A piece in today’s Times by Oliver Moody, Science Correspondent:
The first woman to become a senior Anglican bishop has questioned whether people can really have love or hope if they do not believe in God.
The Right Rev Rachel Treweek shattered the so-called “stained-glass ceiling” when she was made Bishop of Gloucester in 2015, less than a year after the Church of England had voted to allow women to join its House of Bishops.
At the time, she said that she would encourage British Christians to “speak out with confidence about their faith” after years of reticence over mounting robust public defences of Anglican belief.

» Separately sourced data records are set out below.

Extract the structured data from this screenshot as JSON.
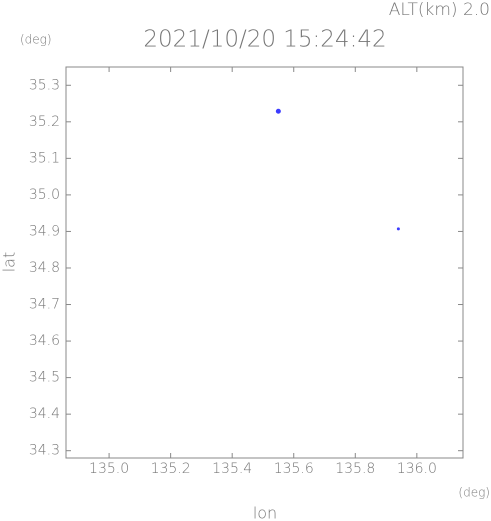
{
  "chart_data": {
    "type": "scatter",
    "title": "2021/10/20 15:24:42",
    "annotation": "ALT(km) 2.0",
    "x_label": "lon",
    "y_label": "lat",
    "x_unit": "(deg)",
    "y_unit": "(deg)",
    "series": [
      {
        "color": "#3b3bff",
        "x": [
          135.55,
          135.94
        ],
        "values": [
          35.229,
          34.907
        ]
      }
    ],
    "xlim": [
      134.86,
      136.15
    ],
    "ylim": [
      34.28,
      35.35
    ],
    "xticks": [
      {
        "value": 135.0,
        "label": "135.0"
      },
      135.2,
      135.4,
      135.6,
      135.8,
      {
        "value": 136.0,
        "label": "136.0"
      }
    ],
    "yticks": [
      35.3,
      35.2,
      35.1,
      {
        "value": 35.0,
        "label": "35.0"
      },
      34.9,
      34.8,
      34.7,
      34.6,
      34.5,
      34.4,
      34.3
    ]
  }
}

Last weekend the bishop, 55, made good on that pledge with an unusually muscular account of her Christian values. At a Cheltenham science festival event on the role of communities in an increasingly secular age, she argued that the church still occupied a crucial position in British society.
“Provocatively, I want to question whether you can truly have love and hope without faith,” she said. “Real love and hope for me come from knowing that I am loved and I can have hope because I’m loved, that my shame and my guilt are dealt with.”
She added: “The only place where there is really unconditional love is in God.”
Her remarks drew a strong response from Alom Shaha, author of The Young Atheist’s Handbook. He said that he had become a father last year and loved his baby daughter unconditionally in spite of having no religious faith. “I find it deeply worrying when people say you can’t experience love with their fellow human beings,” Mr Shaha said.
After the event, the bishop told The Times that she did not mean atheists and agnostics could not have love or hope at all, but that there was an ever-present danger that these emotions would be mixed with others, such as the fear of being left on one’s own.